Children’s services publication statement 20 June 2019

Date of publication:

The Health Information and Quality Authority (HIQA) has today published an inspection report on the foster care service operated by the Child and Family Agency (Tusla) in the Dublin South East/Wicklow service area

HIQA is authorised by the Minister for Children and Youth Affairs under Section 69 of the Child Care Act, 1991, as amended by Section 26 of the Child Care (Amendment) Act 2011, to inspect foster care services provided by Tusla, to report on its findings to the Minister for Children and Youth Affairs and to inspect services taking care of a child on behalf of Tusla, including non-statutory providers of foster care. HIQA monitors foster care services against the 2003 National Standards for Foster Care.

As part of its 2019 and 2020 monitoring programme, HIQA is conducting inspections across all 17 Tusla service areas, focusing on the child and family social worker, assessment of children and young people, care planning and review, matching carers with children and young people, safeguarding and child protection and preparation for leaving care and adult life. These focused inspections are announced and cover six standards.

HIQA conducted an inspection of the Dublin South East/Wicklow foster care service, located in Tusla’s Dublin Mid Leinster region, from 12 to 14 February 2019. Of the six standards assessed, two standards were substantially compliant and four standards were found to be non-compliant, of which two identified as moderate non-compliant and two as major non-compliant. 
At the time of inspection, there were 247 children in foster care in the Dublin South East/Wicklow area. Of these, 70 children were placed with relatives and 177 were placed with general foster carers, of whom 28 were placed with foster carers from a private provider.

The majority of children who participated in the inspection described foster families who were kind, caring, respectful and fun. Of the 35 children who were consulted as part of the inspection, 32 had an allocated social worker. Of these 32 children, 31 described their social workers as “easy to talk to” and good at listening. Young people who were preparing to leave care said they felt supported at this important time and they valued the assistance they were getting. 

This inspection found examples of good practice in the area. For example, social workers went to great lengths to support children and their families to remain in contact and to ensure parents continued to be part of their child’s life when this was appropriate. The area had formed good links with external agencies and professionals, and children had benefited from this, particularly when they had complex needs and required specialist supports. 

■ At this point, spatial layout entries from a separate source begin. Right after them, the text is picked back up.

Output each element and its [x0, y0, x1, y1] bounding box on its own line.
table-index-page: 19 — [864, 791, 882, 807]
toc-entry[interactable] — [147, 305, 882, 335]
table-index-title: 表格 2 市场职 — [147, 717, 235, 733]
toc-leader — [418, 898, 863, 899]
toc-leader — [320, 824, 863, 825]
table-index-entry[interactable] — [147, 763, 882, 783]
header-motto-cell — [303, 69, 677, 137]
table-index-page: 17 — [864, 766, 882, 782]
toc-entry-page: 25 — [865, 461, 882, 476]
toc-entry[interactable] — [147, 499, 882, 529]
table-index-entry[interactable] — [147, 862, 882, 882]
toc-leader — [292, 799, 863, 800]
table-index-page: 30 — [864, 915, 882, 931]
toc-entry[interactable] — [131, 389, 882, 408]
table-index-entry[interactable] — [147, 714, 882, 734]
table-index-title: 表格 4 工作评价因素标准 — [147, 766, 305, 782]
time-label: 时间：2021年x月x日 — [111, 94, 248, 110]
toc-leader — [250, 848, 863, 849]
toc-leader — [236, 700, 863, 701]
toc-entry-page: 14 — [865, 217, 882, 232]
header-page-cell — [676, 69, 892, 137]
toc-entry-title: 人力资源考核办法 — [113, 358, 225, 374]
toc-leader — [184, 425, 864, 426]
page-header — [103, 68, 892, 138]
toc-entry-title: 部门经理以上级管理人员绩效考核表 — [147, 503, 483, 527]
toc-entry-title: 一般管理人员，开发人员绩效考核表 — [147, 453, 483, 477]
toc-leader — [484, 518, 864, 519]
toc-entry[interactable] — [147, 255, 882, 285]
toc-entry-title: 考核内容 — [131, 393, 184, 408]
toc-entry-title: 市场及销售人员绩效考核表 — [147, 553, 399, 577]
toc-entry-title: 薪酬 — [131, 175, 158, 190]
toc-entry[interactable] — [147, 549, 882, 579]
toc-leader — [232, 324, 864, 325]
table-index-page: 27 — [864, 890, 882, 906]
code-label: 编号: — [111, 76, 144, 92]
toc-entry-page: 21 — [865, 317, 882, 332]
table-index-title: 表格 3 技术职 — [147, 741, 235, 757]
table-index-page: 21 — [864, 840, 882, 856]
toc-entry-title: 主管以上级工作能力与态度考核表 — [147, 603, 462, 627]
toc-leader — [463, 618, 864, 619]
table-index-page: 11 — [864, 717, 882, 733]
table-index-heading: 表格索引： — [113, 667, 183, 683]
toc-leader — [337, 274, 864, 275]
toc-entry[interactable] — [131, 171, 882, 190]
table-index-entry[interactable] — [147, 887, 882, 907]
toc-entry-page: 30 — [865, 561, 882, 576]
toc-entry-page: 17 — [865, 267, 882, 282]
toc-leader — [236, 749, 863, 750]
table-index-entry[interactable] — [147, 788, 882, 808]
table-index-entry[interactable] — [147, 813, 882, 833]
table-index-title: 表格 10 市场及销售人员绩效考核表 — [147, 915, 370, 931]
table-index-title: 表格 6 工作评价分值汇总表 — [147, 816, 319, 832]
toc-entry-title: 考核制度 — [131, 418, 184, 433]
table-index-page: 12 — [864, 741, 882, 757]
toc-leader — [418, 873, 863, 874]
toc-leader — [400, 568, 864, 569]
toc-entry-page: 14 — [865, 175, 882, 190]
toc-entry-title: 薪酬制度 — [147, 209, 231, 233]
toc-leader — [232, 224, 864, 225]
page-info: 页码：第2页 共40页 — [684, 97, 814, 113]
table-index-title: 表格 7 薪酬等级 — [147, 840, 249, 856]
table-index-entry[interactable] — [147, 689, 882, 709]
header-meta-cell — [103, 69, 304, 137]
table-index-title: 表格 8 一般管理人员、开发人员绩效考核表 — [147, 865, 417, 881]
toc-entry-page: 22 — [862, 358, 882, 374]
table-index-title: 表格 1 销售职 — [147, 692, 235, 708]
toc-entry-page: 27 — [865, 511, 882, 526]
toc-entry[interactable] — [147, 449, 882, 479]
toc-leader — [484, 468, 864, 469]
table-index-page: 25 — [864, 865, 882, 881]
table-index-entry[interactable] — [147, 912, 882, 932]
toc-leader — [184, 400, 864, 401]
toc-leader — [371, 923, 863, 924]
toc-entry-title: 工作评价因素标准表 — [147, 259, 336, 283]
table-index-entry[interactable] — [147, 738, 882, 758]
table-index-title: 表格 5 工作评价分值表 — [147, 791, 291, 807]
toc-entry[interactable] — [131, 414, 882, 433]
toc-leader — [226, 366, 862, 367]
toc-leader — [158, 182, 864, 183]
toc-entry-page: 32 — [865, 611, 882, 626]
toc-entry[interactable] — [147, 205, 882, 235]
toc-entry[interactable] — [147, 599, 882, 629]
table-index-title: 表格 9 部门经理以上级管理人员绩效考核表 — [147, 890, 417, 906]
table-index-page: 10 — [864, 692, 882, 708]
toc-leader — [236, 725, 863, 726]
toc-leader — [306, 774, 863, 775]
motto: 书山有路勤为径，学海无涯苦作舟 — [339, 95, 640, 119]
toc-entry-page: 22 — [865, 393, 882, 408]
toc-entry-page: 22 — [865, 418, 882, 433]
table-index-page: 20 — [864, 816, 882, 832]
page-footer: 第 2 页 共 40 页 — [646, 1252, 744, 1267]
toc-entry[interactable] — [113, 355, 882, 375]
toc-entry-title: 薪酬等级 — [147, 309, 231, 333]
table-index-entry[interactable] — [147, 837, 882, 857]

Social workers coordinated the care of children, ensured their care was delivered in a planned way and visited them in their placements. Social workers maintained a record for each child; however, these records were not easily accessed due to administrative arrangements. Not all children had an allocated social worker and as a result, some were not visited by a social worker. Inspectors escalated this issue to the area manager and received a satisfactory response in return.

There was a good system in place to manage child in care reviews, and decisions reached during reviewed were recorded and informed children’s care plans. However, there was a low rate of children who attended their review and it was not always evident that foster carers and birth parents were provided with the decisions of reviews they had attended. 

The quality of care plans varied for children. Good quality care plans reviewed by inspectors were clear about the needs of the child, family contact arrangements and supports for children in their placement. However, 12% (31) of children in care did not have a care plan and one third of the care plans reviewed by inspectors lacked essential detail, such as the actions required to ensure the child’s needs would be met. Managerial oversight of care plans was not always evident, and social work records did not always include whether children and their parents and or carers received a copy of the final document.

Assessments of needs were completed for children, although these assessments for children placed in an emergency were not always carried out within the required time frame. 

Although the area endeavoured to place children with carers who could meet their needs, there was no formal matching process in place. This was in the context of limited available foster care placements, which meant that not all children could be placed in their local community or with carers who shared the same ethnic background, or who had experience of providing care which was in line with the child’s individual needs. 

There were safeguarding practices in place to ensure that children were protected from all forms of abuse, and social workers were committed to protecting children in care. All allegations and serious concerns were managed in line with Children First: National Guidance on the Protection and Welfare of Children (Children First) (2017). Safeguarding practices that needed improvement included safeguarding visits to children in their placements and training for foster carers in Children First. 

Aftercare supports were in place in the area but there was a lack of governance oversight of the Tusla aftercare service as the position of aftercare manager was vacant at the time of the inspection. This was being addressed at the time of the inspection. In addition, the quality of assessments of need and aftercare plans required improvement.

The Dublin South East/Wicklow service area has provided an action plan response to address the non-compliances identified on inspection. The inspection report and action plan can be found on www.hiqa.ie.